Kohler's 1.4BEOR unit, providing 12 DC volts/110 amps, senses when battery power starts to reach low levels and automatically starts the engine to maintain the battery's charge level, according to Stacy Peshkopia, marketing manager for Mobile Systems. 

The company's mobile idle-reduction DC power unit has a single-cylinder, four-cycle, air-cooled engine and such features as standalone operation, remote start capability, and power to recharge a number of truck batteries. 

Vanner Inc., a leading Hilliard, Ohio-based mobile power supplier, has also been developing a "no idle" AC power system, currently being tested in Canada, which provides worry-free tool operation through use of an inverter with the engine off. 

The unit works with any inverter brand and any vehicle make. Connected to the auxiliary batteries, the system monitors battery temperature, over/under voltage, and the battery's health while the inverter is running. 

If the batteries drop to a predetermined discharge level, for example, a 12-volt signal is sent through the system that can be combined with an automatic starter to recharge the battery or it can simply blow the horn, alerting the driver to start the engine, said Bruce Beegle, Vanner vice president of sales and marketing.  

The company has also been using conventional inverters to build hybrid-integration kits for hybrid trucks such as the Ford Escape and Chevy Tahoe. The "plug-and -play" hybrid systems connect to the vehicle's DC-DC converter to supply AC power for stationary or mobile use. 

Vanner partnered with Fleet Electric, an electrical system integrator, to provide turnkey electrical solutions for mobile requirements. 

Their Vanner/Fleet Gold program analyzes a vehicle's application and selects the correct components for its work requirements. The installation procedure is customized to the application to ensure all systems are installed in the same manner. 

All components are also shipped in a turnkey installation kit to the fleet or truck equipment manufacturer to reduce installation time and ensure long-term reliability. 


2010 and Beyond

The growth of the hybrid-vehicle market offers the opportunity to leverage large traction-drive motors and large battery banks for even greater adaptation of inverter technology. 

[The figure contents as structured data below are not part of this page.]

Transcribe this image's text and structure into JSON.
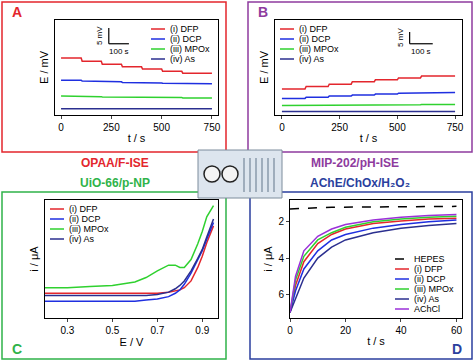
{
  "chart_data": [
    {
      "type": "line",
      "panel": "A",
      "title": "OPAA/F-ISE",
      "x_label": "t / s",
      "y_label": "E / mV",
      "x": [
        0,
        100,
        105,
        200,
        205,
        300,
        305,
        400,
        405,
        500,
        505,
        600,
        605,
        750
      ],
      "series": [
        {
          "name": "(i) DFP",
          "color": "#e3262d",
          "values": [
            18,
            18,
            17,
            17,
            16,
            16,
            15.2,
            15.2,
            14.5,
            14.5,
            13.8,
            13.8,
            13.2,
            13.2
          ]
        },
        {
          "name": "(ii) DCP",
          "color": "#1f2fe0",
          "values": [
            11,
            11,
            10.7,
            10.7,
            10.5,
            10.5,
            10.3,
            10.3,
            10.1,
            10.1,
            10,
            10,
            9.9,
            9.9
          ]
        },
        {
          "name": "(iii) MPOx",
          "color": "#2fd12f",
          "values": [
            6,
            6,
            5.8,
            5.8,
            5.7,
            5.7,
            5.6,
            5.6,
            5.5,
            5.5,
            5.5,
            5.5,
            5.4,
            5.4
          ]
        },
        {
          "name": "(iv) As",
          "color": "#2b2f8f",
          "values": [
            2,
            2,
            2,
            2,
            2,
            2,
            2,
            2,
            2,
            2,
            2,
            2,
            2,
            2
          ]
        }
      ],
      "xlim": [
        -30,
        780
      ],
      "xticks": [
        0,
        250,
        500,
        750
      ],
      "ylim": [
        0,
        30
      ],
      "tick_labels": "x",
      "grid": false,
      "legend": "upper right",
      "scale_bar": {
        "x": 100,
        "y": 5,
        "x_label": "100 s",
        "y_label": "5 mV"
      }
    },
    {
      "type": "line",
      "panel": "B",
      "title": "MIP-202/pH-ISE",
      "x_label": "t / s",
      "y_label": "E / mV",
      "x": [
        0,
        100,
        105,
        200,
        205,
        300,
        305,
        400,
        405,
        500,
        505,
        600,
        605,
        750
      ],
      "series": [
        {
          "name": "(i) DFP",
          "color": "#e3262d",
          "values": [
            11,
            11,
            12,
            12,
            13,
            13,
            14,
            14,
            14.8,
            14.8,
            15.6,
            15.6,
            16.4,
            16.4
          ]
        },
        {
          "name": "(ii) DCP",
          "color": "#1f2fe0",
          "values": [
            7,
            7,
            7.5,
            7.5,
            8,
            8,
            8.4,
            8.4,
            8.8,
            8.8,
            9.2,
            9.2,
            9.5,
            9.5
          ]
        },
        {
          "name": "(iii) MPOx",
          "color": "#2fd12f",
          "values": [
            4,
            4,
            4.1,
            4.1,
            4.2,
            4.2,
            4.2,
            4.2,
            4.3,
            4.3,
            4.3,
            4.3,
            4.4,
            4.4
          ]
        },
        {
          "name": "(iv) As",
          "color": "#2b2f8f",
          "values": [
            1.5,
            1.5,
            1.5,
            1.5,
            1.5,
            1.5,
            1.5,
            1.5,
            1.5,
            1.5,
            1.5,
            1.5,
            1.5,
            1.5
          ]
        }
      ],
      "xlim": [
        -30,
        780
      ],
      "xticks": [
        0,
        250,
        500,
        750
      ],
      "ylim": [
        0,
        40
      ],
      "tick_labels": "x",
      "grid": false,
      "legend": "upper left",
      "scale_bar": {
        "x": 100,
        "y": 5,
        "x_label": "100 s",
        "y_label": "5 mV"
      }
    },
    {
      "type": "line",
      "panel": "C",
      "title": "UiO-66/p-NP",
      "x_label": "E / V",
      "y_label": "i / μA",
      "x": [
        0.2,
        0.3,
        0.4,
        0.5,
        0.6,
        0.65,
        0.7,
        0.75,
        0.78,
        0.8,
        0.82,
        0.85,
        0.88,
        0.9,
        0.92,
        0.95
      ],
      "series": [
        {
          "name": "(i) DFP",
          "color": "#e3262d",
          "values": [
            0.22,
            0.22,
            0.22,
            0.22,
            0.22,
            0.22,
            0.22,
            0.23,
            0.24,
            0.25,
            0.27,
            0.33,
            0.45,
            0.55,
            0.67,
            0.82
          ]
        },
        {
          "name": "(ii) DCP",
          "color": "#1f2fe0",
          "values": [
            0.15,
            0.15,
            0.15,
            0.15,
            0.15,
            0.16,
            0.17,
            0.19,
            0.22,
            0.25,
            0.3,
            0.4,
            0.52,
            0.6,
            0.7,
            0.85
          ]
        },
        {
          "name": "(iii) MPOx",
          "color": "#2fd12f",
          "values": [
            0.27,
            0.27,
            0.28,
            0.29,
            0.32,
            0.36,
            0.42,
            0.47,
            0.47,
            0.45,
            0.45,
            0.52,
            0.66,
            0.77,
            0.9,
            1.0
          ]
        },
        {
          "name": "(iv) As",
          "color": "#2b2f8f",
          "values": [
            0.2,
            0.2,
            0.2,
            0.2,
            0.2,
            0.2,
            0.21,
            0.23,
            0.26,
            0.29,
            0.33,
            0.42,
            0.53,
            0.61,
            0.72,
            0.88
          ]
        }
      ],
      "xlim": [
        0.2,
        0.97
      ],
      "xticks": [
        0.3,
        0.5,
        0.7,
        0.9
      ],
      "ylim": [
        0,
        1.05
      ],
      "tick_labels": "x",
      "grid": false,
      "legend": "upper left"
    },
    {
      "type": "line",
      "panel": "D",
      "title": "AChE/ChOx/H₂O₂",
      "x_label": "t / s",
      "y_label": "i / μA",
      "x": [
        0,
        2,
        5,
        10,
        15,
        20,
        30,
        40,
        50,
        60
      ],
      "series": [
        {
          "name": "HEPES",
          "color": "#000000",
          "line_style": "dashed",
          "values": [
            1.3,
            1.28,
            1.25,
            1.22,
            1.2,
            1.2,
            1.18,
            1.17,
            1.16,
            1.15
          ]
        },
        {
          "name": "(i) DFP",
          "color": "#e3262d",
          "values": [
            7,
            5.5,
            4.2,
            3.2,
            2.7,
            2.4,
            2.1,
            1.95,
            1.85,
            1.8
          ]
        },
        {
          "name": "(ii) DCP",
          "color": "#1f2fe0",
          "values": [
            7,
            5.8,
            4.6,
            3.6,
            3.0,
            2.7,
            2.35,
            2.15,
            2.0,
            1.9
          ]
        },
        {
          "name": "(iii) MPOx",
          "color": "#2fd12f",
          "values": [
            7,
            5.2,
            3.9,
            3.0,
            2.6,
            2.3,
            2.0,
            1.85,
            1.75,
            1.7
          ]
        },
        {
          "name": "(iv) As",
          "color": "#2b2f8f",
          "values": [
            7,
            6.2,
            5.1,
            4.0,
            3.4,
            3.0,
            2.6,
            2.35,
            2.2,
            2.1
          ]
        },
        {
          "name": "AChCl",
          "color": "#9b30d9",
          "values": [
            7,
            5.0,
            3.6,
            2.8,
            2.4,
            2.15,
            1.9,
            1.75,
            1.65,
            1.6
          ]
        }
      ],
      "xlim": [
        0,
        62
      ],
      "xticks": [
        0,
        20,
        40,
        60
      ],
      "ylim": [
        7.3,
        0.8
      ],
      "yticks": [
        2,
        4,
        6
      ],
      "grid": false,
      "legend": "lower right"
    }
  ]
}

Currently aided by federal grants and driven by federal mandates, this technology's development is spearheaded by the transit bus industry. However, once developed for use in larger vehicles, industry members such as Beegle believe inverter technology can be scaled down for use in various size commercial trucks. 

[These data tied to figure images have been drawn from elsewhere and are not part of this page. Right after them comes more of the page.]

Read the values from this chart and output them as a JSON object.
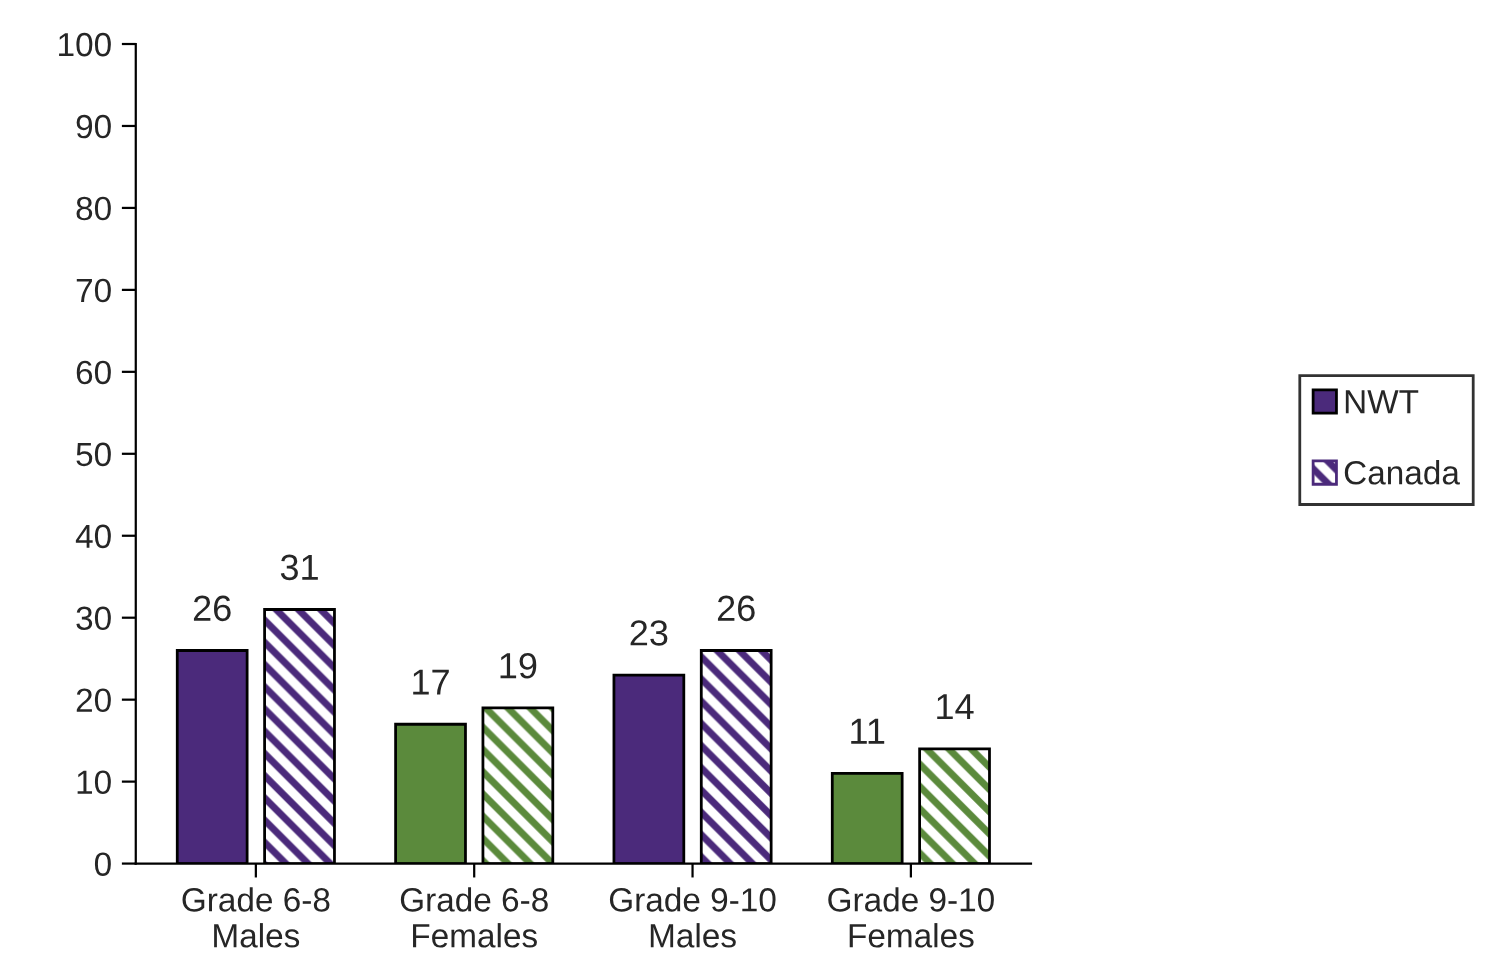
{
  "chart_data": {
    "type": "bar",
    "categories": [
      "Grade 6-8\nMales",
      "Grade 6-8\nFemales",
      "Grade 9-10\nMales",
      "Grade 9-10\nFemales"
    ],
    "series": [
      {
        "name": "NWT",
        "color": "#4b2a7b",
        "colors": [
          "#4b2a7b",
          "#5b8a3c",
          "#4b2a7b",
          "#5b8a3c"
        ],
        "values": [
          26,
          17,
          23,
          11
        ]
      },
      {
        "name": "Canada",
        "color": "#4b2a7b",
        "colors": [
          "#4b2a7b",
          "#5b8a3c",
          "#4b2a7b",
          "#5b8a3c"
        ],
        "values": [
          31,
          19,
          26,
          14
        ]
      }
    ],
    "ylim": [
      0,
      100
    ],
    "yticks": [
      0,
      10,
      20,
      30,
      40,
      50,
      60,
      70,
      80,
      90,
      100
    ],
    "grid": false,
    "legend": "right",
    "data_labels": true
  }
}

OEM truck/powertrain manufacturers still use auxiliary power units (APU) - essentially bolt-on generators - for auxiliary loads, utility, or work applications. In the bus and transit market, for example, Vanner has been working with Allison Transmissions to tie into hybrid-vehicle systems, tapping into the traction-drive motor that drives the wheels to provide an alternative to the bolt-on generator. 

In diesel engine trucks, for example, the only power generation source is the alternator. All its power is consumed in supplying the vehicle's electrical needs. 

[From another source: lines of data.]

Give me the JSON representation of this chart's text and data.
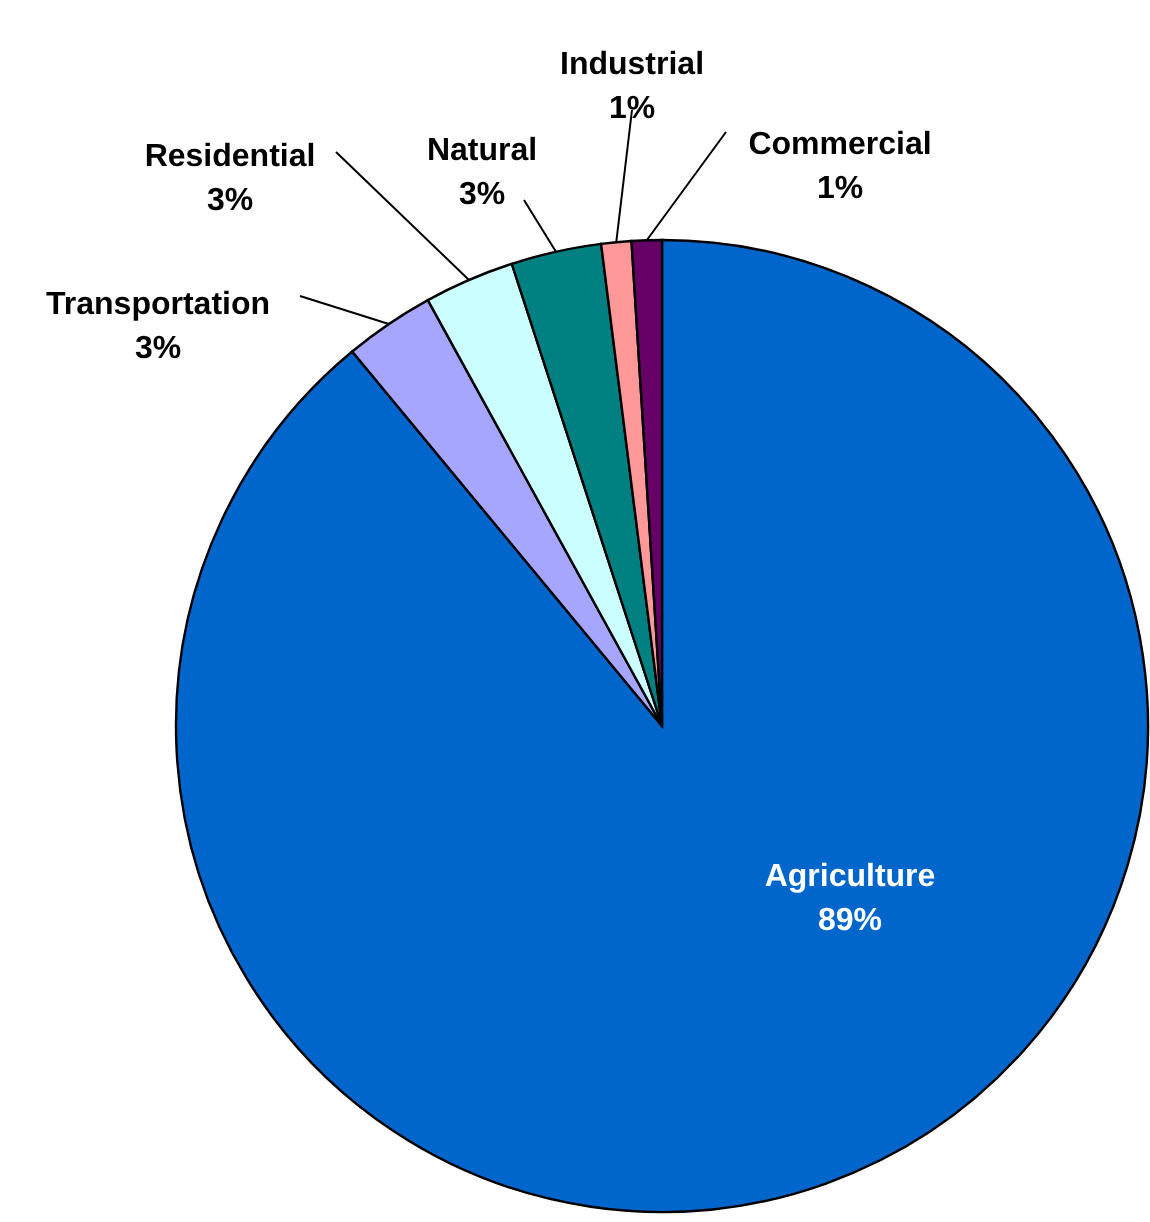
{
  "chart_data": {
    "type": "pie",
    "categories": [
      "Agriculture",
      "Transportation",
      "Residential",
      "Natural",
      "Industrial",
      "Commercial"
    ],
    "values": [
      89,
      3,
      3,
      3,
      1,
      1
    ],
    "colors": [
      "#0066cc",
      "#a6a6ff",
      "#ccffff",
      "#008080",
      "#ff9999",
      "#660066"
    ],
    "value_labels": [
      "89%",
      "3%",
      "3%",
      "3%",
      "1%",
      "1%"
    ]
  }
}
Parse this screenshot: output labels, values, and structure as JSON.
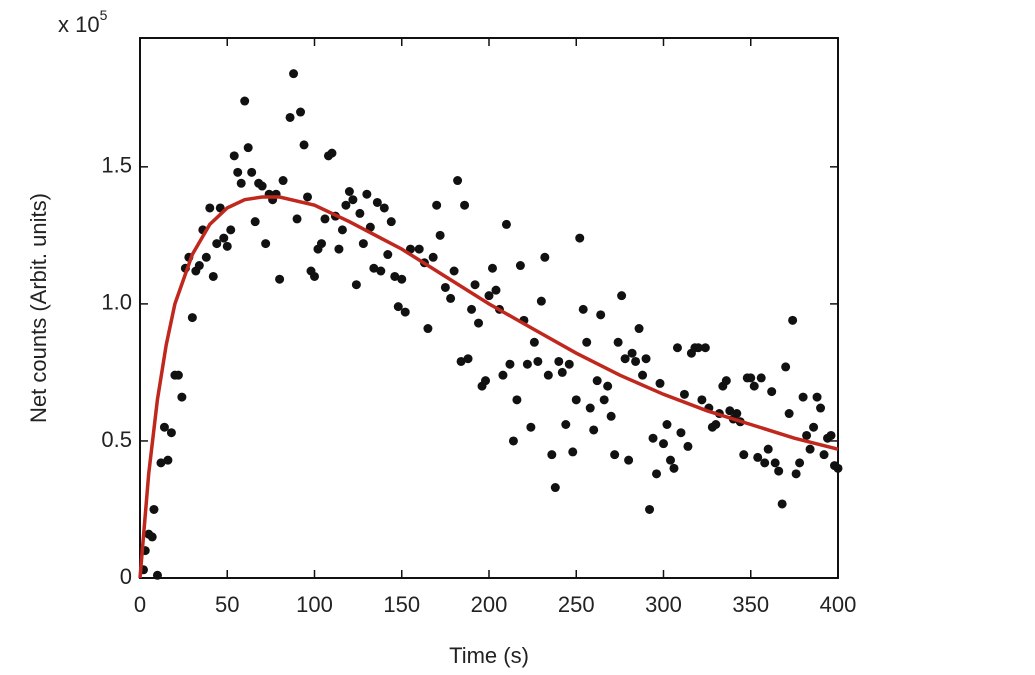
{
  "chart_data": {
    "type": "scatter",
    "xlabel": "Time (s)",
    "ylabel": "Net counts (Arbit. units)",
    "multiplier": {
      "base": "x 10",
      "exponent": "5"
    },
    "xlim": [
      0,
      400
    ],
    "xticks": [
      0,
      50,
      100,
      150,
      200,
      250,
      300,
      350,
      400
    ],
    "ylim": [
      0,
      1.97
    ],
    "yticks": [
      0,
      0.5,
      {
        "value": 1,
        "label": "1.0"
      },
      1.5
    ],
    "series": [
      {
        "color": "#111111",
        "style": "points",
        "x": [
          2,
          3,
          5,
          7,
          8,
          10,
          12,
          14,
          16,
          18,
          20,
          22,
          24,
          26,
          28,
          30,
          32,
          34,
          36,
          38,
          40,
          42,
          44,
          46,
          48,
          50,
          52,
          54,
          56,
          58,
          60,
          62,
          64,
          66,
          68,
          70,
          72,
          74,
          76,
          78,
          80,
          82,
          86,
          88,
          90,
          92,
          94,
          96,
          98,
          100,
          102,
          104,
          106,
          108,
          110,
          112,
          114,
          116,
          118,
          120,
          122,
          124,
          126,
          128,
          130,
          132,
          134,
          136,
          138,
          140,
          142,
          144,
          146,
          148,
          150,
          152,
          155,
          160,
          163,
          165,
          168,
          170,
          172,
          175,
          178,
          180,
          182,
          184,
          186,
          188,
          190,
          192,
          194,
          196,
          198,
          200,
          202,
          204,
          206,
          208,
          210,
          212,
          214,
          216,
          218,
          220,
          222,
          224,
          226,
          228,
          230,
          232,
          234,
          236,
          238,
          240,
          242,
          244,
          246,
          248,
          250,
          252,
          254,
          256,
          258,
          260,
          262,
          264,
          266,
          268,
          270,
          272,
          274,
          276,
          278,
          280,
          282,
          284,
          286,
          288,
          290,
          292,
          294,
          296,
          298,
          300,
          302,
          304,
          306,
          308,
          310,
          312,
          314,
          316,
          318,
          320,
          322,
          324,
          326,
          328,
          330,
          332,
          334,
          336,
          338,
          340,
          342,
          344,
          346,
          348,
          350,
          352,
          354,
          356,
          358,
          360,
          362,
          364,
          366,
          368,
          370,
          372,
          374,
          376,
          378,
          380,
          382,
          384,
          386,
          388,
          390,
          392,
          394,
          396,
          398,
          400
        ],
        "values": [
          0.03,
          0.1,
          0.16,
          0.15,
          0.25,
          0.01,
          0.42,
          0.55,
          0.43,
          0.53,
          0.74,
          0.74,
          0.66,
          1.13,
          1.17,
          0.95,
          1.12,
          1.14,
          1.27,
          1.17,
          1.35,
          1.1,
          1.22,
          1.35,
          1.24,
          1.21,
          1.27,
          1.54,
          1.48,
          1.44,
          1.74,
          1.57,
          1.48,
          1.3,
          1.44,
          1.43,
          1.22,
          1.4,
          1.38,
          1.4,
          1.09,
          1.45,
          1.68,
          1.84,
          1.31,
          1.7,
          1.58,
          1.39,
          1.12,
          1.1,
          1.2,
          1.22,
          1.31,
          1.54,
          1.55,
          1.32,
          1.2,
          1.27,
          1.36,
          1.41,
          1.38,
          1.07,
          1.33,
          1.22,
          1.4,
          1.28,
          1.13,
          1.37,
          1.12,
          1.35,
          1.18,
          1.3,
          1.1,
          0.99,
          1.09,
          0.97,
          1.2,
          1.2,
          1.15,
          0.91,
          1.17,
          1.36,
          1.25,
          1.06,
          1.02,
          1.12,
          1.45,
          0.79,
          1.36,
          0.8,
          0.98,
          1.07,
          0.93,
          0.7,
          0.72,
          1.03,
          1.13,
          1.05,
          0.98,
          0.74,
          1.29,
          0.78,
          0.5,
          0.65,
          1.14,
          0.94,
          0.78,
          0.55,
          0.86,
          0.79,
          1.01,
          1.17,
          0.74,
          0.45,
          0.33,
          0.79,
          0.75,
          0.56,
          0.78,
          0.46,
          0.65,
          1.24,
          0.98,
          0.86,
          0.62,
          0.54,
          0.72,
          0.96,
          0.65,
          0.7,
          0.59,
          0.45,
          0.86,
          1.03,
          0.8,
          0.43,
          0.82,
          0.79,
          0.91,
          0.74,
          0.8,
          0.25,
          0.51,
          0.38,
          0.71,
          0.49,
          0.56,
          0.43,
          0.4,
          0.84,
          0.53,
          0.67,
          0.48,
          0.82,
          0.84,
          0.84,
          0.65,
          0.84,
          0.62,
          0.55,
          0.56,
          0.6,
          0.7,
          0.72,
          0.61,
          0.58,
          0.6,
          0.57,
          0.45,
          0.73,
          0.73,
          0.7,
          0.44,
          0.73,
          0.42,
          0.47,
          0.68,
          0.42,
          0.39,
          0.27,
          0.77,
          0.6,
          0.94,
          0.38,
          0.42,
          0.66,
          0.52,
          0.47,
          0.55,
          0.66,
          0.62,
          0.45,
          0.51,
          0.52,
          0.41,
          0.4
        ]
      },
      {
        "color": "#c0281e",
        "style": "line",
        "x": [
          0,
          5,
          10,
          15,
          20,
          30,
          40,
          50,
          60,
          70,
          80,
          100,
          120,
          150,
          175,
          200,
          225,
          250,
          275,
          300,
          325,
          350,
          375,
          400
        ],
        "values": [
          0,
          0.38,
          0.65,
          0.85,
          1.0,
          1.18,
          1.29,
          1.35,
          1.38,
          1.39,
          1.39,
          1.36,
          1.3,
          1.2,
          1.1,
          1.0,
          0.91,
          0.82,
          0.74,
          0.67,
          0.61,
          0.56,
          0.51,
          0.47
        ]
      }
    ]
  }
}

Truck customers and distributors have often upgraded or oversized alternators to run auxiliary loads, such as may be required by inverters for work applications. The downside is the engine must remain running. 

"Now, with tighter restrictions on engine idling and idling laws, we're seeing a decline in that practice," said Beegle. 

Hybrid vehicles, he added, already have an ample power source because they have the large traction-drive motor and a large battery bank, capable of providing power with the engine on or off.  

By tying into this power with a DC converter, the vehicle's mechanical alternator can be eliminated and replaced with a solid-state device to handle auxiliary loads/work applications, Beegle added. 

Eliminating the vehicle's alternator and, basically, one belt from the engine accommodates all electrical support needs with a solid state device. 

With inverter technology, the DC can be converted to 120V AC to supply all the vehicle's power needs, such as air conditioning, power-steering pumps, and even air compressors, as well as other auxiliary needs, such as powering tools, without belts and without running the engine unnecessarily. The upshot provides fleets even better fuel economy and more maintenance-free operation.